Avec l'inflation sur laquelle est calculée la majoration légale des valeurs locatives et qui s'établira à 7% en 2023, la hausse des taux de taxe foncière pourrait cependant devenir plus, voire très, significative selon les communes. Confrontées à la hausse des prix de l'énergie, les collectivités cherchent à boucler leur budget grâce à de nouvelles recettes fiscales. A Lamballe Terre et Mer, le taux de taxe foncière en 2023 va ainsi augmenter de 150% (de 0,63 % à 1,63 %), ce qui représente une augmentation de 47 euros en moyenne pour des propriétaires au profil somme toute modeste.
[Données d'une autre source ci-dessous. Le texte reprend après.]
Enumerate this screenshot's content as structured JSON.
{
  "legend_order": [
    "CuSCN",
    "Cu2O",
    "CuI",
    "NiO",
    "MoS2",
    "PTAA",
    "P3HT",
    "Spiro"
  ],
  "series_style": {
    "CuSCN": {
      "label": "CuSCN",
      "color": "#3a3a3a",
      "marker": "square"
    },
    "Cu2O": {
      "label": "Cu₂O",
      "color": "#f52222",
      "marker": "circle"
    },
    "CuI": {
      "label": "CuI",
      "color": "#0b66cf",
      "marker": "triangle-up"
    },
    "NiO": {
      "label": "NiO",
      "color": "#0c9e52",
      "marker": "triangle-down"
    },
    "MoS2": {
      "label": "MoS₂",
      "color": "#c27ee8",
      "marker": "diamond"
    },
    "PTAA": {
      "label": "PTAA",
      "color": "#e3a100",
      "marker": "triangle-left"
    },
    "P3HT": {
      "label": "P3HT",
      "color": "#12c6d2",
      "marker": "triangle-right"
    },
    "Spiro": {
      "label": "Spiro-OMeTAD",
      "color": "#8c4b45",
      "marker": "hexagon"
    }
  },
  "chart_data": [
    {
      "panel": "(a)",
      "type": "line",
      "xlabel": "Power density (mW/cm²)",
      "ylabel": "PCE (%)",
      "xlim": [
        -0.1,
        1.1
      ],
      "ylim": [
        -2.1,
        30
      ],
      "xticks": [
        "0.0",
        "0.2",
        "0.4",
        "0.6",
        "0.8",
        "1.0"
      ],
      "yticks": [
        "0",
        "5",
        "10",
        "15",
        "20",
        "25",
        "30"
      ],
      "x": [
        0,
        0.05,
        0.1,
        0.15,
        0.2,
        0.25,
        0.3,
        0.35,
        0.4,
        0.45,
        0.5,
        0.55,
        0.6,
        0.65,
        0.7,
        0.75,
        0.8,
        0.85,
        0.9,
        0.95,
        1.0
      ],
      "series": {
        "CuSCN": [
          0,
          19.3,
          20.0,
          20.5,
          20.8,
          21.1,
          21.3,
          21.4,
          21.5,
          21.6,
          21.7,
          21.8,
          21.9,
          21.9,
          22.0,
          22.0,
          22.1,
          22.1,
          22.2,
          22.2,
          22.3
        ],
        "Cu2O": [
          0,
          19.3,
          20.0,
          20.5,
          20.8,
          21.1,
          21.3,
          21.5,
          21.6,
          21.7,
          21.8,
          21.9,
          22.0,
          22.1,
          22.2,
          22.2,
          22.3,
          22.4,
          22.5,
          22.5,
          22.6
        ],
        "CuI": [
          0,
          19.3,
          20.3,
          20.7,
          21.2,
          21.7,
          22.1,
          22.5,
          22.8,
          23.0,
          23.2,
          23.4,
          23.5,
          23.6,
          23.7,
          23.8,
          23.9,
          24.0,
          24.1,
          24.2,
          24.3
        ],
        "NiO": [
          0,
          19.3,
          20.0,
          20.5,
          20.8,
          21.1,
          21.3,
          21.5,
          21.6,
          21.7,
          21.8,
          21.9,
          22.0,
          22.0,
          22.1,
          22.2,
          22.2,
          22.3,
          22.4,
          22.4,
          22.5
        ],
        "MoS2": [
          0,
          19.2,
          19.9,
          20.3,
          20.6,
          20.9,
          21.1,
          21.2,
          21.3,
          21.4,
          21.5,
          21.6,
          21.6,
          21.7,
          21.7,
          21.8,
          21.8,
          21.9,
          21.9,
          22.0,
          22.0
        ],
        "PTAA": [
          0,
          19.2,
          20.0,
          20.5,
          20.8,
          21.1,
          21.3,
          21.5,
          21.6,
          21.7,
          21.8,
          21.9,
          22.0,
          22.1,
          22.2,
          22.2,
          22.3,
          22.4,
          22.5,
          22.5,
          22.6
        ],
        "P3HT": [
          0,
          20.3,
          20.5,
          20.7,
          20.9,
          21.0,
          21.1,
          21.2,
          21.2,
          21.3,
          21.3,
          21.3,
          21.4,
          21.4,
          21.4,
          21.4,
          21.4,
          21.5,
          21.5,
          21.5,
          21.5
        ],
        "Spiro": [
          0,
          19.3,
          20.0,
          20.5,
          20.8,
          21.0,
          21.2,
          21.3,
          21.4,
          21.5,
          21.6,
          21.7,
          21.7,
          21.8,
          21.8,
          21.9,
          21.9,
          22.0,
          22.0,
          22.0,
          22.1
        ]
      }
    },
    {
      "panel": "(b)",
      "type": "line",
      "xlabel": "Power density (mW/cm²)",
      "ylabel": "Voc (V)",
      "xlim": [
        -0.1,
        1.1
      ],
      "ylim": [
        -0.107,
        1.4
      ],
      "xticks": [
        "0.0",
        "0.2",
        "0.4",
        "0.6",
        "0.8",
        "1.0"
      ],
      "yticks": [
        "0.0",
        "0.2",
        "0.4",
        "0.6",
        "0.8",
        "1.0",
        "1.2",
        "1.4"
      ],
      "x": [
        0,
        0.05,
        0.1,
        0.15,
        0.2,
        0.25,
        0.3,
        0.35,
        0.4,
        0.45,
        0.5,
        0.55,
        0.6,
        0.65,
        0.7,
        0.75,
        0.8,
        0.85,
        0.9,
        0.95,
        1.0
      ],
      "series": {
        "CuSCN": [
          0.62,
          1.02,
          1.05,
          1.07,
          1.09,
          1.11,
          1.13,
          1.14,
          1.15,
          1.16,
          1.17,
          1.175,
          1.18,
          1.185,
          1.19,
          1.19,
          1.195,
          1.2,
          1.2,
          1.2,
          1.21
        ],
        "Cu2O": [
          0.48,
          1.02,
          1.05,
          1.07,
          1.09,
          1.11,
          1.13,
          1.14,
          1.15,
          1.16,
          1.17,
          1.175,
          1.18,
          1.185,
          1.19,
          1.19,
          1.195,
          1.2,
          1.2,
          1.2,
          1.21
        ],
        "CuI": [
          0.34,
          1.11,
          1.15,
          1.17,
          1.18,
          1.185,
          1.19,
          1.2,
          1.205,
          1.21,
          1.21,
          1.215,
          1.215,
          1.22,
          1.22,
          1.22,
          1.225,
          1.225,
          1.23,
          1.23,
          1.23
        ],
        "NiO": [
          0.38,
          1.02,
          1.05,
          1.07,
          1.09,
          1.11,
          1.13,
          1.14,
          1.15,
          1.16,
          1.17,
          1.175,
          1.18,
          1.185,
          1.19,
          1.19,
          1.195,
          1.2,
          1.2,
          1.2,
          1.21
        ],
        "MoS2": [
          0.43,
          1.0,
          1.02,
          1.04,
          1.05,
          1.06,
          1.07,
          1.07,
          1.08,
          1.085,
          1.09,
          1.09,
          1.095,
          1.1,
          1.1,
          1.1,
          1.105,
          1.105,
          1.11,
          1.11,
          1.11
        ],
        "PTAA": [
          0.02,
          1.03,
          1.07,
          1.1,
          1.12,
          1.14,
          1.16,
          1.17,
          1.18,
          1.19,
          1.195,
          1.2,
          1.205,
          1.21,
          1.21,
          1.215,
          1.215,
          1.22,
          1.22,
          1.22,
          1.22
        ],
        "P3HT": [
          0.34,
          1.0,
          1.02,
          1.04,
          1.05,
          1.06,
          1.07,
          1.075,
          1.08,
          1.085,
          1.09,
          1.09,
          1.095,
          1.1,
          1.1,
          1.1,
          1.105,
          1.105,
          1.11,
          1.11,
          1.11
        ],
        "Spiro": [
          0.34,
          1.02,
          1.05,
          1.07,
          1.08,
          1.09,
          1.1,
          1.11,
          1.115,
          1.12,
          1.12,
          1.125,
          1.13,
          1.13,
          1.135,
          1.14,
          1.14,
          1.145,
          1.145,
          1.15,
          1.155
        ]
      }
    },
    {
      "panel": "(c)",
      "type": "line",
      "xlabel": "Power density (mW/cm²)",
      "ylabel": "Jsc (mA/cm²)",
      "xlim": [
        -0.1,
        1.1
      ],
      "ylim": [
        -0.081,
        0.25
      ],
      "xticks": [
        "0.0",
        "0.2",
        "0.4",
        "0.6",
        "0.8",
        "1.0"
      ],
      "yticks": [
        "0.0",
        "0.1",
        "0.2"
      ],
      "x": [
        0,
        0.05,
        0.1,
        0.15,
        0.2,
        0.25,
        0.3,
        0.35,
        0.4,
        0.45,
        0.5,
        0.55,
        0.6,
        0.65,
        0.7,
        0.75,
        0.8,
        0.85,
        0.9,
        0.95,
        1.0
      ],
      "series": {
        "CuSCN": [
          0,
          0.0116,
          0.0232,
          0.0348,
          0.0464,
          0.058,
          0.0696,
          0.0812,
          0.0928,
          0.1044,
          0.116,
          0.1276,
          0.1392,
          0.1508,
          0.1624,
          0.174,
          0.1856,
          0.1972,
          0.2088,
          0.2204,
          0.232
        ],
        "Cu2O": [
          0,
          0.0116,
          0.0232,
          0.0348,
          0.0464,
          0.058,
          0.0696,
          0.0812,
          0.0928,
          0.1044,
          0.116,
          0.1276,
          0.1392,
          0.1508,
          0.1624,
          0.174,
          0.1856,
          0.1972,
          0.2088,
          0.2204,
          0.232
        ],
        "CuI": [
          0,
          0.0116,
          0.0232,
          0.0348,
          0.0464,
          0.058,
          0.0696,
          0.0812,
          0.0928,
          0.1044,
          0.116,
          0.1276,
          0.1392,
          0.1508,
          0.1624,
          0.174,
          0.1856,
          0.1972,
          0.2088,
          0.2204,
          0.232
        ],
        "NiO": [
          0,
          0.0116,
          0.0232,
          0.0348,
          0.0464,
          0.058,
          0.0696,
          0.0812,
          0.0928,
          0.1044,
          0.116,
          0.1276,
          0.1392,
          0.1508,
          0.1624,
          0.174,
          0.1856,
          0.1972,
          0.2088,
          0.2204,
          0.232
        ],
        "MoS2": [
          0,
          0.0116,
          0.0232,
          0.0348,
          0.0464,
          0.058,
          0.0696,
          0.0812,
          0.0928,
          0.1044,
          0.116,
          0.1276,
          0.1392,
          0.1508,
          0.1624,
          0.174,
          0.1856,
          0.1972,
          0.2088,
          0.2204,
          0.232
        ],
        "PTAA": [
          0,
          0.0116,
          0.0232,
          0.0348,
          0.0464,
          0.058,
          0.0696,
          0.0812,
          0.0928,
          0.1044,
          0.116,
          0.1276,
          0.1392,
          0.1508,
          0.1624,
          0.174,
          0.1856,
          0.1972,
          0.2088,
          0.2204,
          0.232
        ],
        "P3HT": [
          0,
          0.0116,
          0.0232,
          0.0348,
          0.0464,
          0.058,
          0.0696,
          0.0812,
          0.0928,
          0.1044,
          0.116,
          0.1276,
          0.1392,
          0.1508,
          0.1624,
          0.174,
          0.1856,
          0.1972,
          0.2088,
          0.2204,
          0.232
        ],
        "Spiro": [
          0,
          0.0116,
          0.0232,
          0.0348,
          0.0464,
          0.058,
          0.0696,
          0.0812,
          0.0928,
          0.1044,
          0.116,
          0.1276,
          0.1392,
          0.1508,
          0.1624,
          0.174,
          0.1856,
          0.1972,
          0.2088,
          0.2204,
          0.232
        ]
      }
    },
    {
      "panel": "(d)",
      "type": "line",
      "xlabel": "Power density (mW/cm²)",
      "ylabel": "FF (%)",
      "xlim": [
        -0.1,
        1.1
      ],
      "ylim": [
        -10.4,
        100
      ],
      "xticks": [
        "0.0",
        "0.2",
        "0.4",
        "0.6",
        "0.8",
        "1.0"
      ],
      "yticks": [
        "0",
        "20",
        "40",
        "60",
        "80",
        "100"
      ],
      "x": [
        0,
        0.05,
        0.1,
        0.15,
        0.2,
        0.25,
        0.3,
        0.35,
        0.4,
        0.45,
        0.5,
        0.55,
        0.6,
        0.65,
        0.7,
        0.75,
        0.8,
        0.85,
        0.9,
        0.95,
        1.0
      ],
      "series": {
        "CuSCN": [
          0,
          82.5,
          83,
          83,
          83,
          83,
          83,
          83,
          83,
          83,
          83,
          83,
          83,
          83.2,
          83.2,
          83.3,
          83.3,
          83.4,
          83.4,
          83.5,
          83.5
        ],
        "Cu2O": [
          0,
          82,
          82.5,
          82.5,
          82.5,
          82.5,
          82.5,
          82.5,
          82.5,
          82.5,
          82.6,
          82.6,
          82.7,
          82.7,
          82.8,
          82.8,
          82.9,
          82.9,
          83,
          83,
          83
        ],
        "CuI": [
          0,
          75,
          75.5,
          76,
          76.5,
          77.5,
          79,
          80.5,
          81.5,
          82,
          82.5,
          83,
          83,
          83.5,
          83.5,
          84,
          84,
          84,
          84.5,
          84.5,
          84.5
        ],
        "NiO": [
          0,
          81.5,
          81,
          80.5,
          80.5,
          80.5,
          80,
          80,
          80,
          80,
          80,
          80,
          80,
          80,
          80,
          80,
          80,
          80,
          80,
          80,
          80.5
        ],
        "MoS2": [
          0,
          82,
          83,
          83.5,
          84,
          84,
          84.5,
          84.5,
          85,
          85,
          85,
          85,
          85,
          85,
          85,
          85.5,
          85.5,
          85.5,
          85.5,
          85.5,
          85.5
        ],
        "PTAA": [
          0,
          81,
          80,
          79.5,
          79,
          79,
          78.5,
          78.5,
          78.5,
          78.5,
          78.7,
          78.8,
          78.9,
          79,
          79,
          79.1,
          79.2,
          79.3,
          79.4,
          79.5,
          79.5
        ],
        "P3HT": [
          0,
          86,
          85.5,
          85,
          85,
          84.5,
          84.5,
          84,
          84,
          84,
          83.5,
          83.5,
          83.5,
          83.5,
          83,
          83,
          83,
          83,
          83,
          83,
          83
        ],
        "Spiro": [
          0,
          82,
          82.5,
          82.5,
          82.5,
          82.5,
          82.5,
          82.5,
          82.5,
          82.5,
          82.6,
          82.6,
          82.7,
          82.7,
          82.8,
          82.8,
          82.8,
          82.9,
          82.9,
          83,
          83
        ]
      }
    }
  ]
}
À Rennes, où entre 2016 et 2021, l'augmentation du taux de la taxe foncière s'est élevée à 9,8%, la maire Nathalie Appéré a récemment indiqué qu'elle s'attendait à des dépenses en forte augmentation cette année et à une facture énergétique en hausse de 24 millions d'euros en 2023.
Au-delà de la taxe foncière, certains élus bretons pourraient aussi envisager d'accroître la taxe sur les résidences secondaires, qui, par exemple, représentent à date 26% du parc immobilier de Saint-Malo. Or ce pourcentage devrait encore grimper compte tenu de la typologie des ventes immobilières indique la mairie.
A Montpellier, « c'est le bailleur qui en fait les frais »
Selon les données de L'observatoire national des taxes foncières de l'Union nationale des propriétaires immobiliers, publiées en octobre 2022, Montpellier affichait en 2021 un taux de taxe foncière de 53,44% (hors taxe d'enlèvement des ordures ménagères, TEOM), soit la 8e ville la plus chère des 50 villes les plus peuplées de France (pour lesquelles la moyenne s'élève à 43,13%, contre une moyenne nationale de 39,43%). Si on prend en compte la TEOM, ce taux passe à 65,79% à Montpellier et la propulse en 2e position des villes les plus chères, derrière Le Havre (66,97%) et devant Nîmes (65,64%) et Angers (65,52%).
Entre 2011 et 2021, ce taux a augmenté de 13,7% hors TEOM et de 15,4% avec la TEOM, ce qui place Montpellier en bas du tableau des augmentations dans les 50 villes les plus peuplées (où la moyenne est de 21,7% contre 24,9% sur tout le territoire). Entre 2021 et 2022, la taxe foncière a augmenté de 3,4% (hors TEOM, celle-ci étant restée stable) à Montpellier, contre 4,7% dans les 200 villes les plus peuplées.
« Selon nos calculs, pour certains des appartements, il faut désormais environ trois mois de location pour payer cette taxe, souligne à La Tribune Nina Baudière-Servat, présidente de l'UNPI de l'Hérault.
C'est bien beau d'avoir supprimer la taxe d'habitation, mais aujourd'hui, c'est le bailleur qui en fait les frais ! Avec les obligations de rénovation énergétique qui viennent s'ajouter, les contraintes sont de plus en plus importantes pour les propriétaires.
Beaucoup de biens vont être mis en vente car les charges sont trop importantes et Montpellier n'est plus une zone attractive, au profit de villes comme Béziers... Et ce qui nous préoccupe, c'est que d'après le dernier Copil de l'Observatoire des loyers, l'augmentation du taux de taxe foncière va être plus élevé en 2023. »
Sollicitée, la collectivité n'a pas (encore) confirmé ces informations.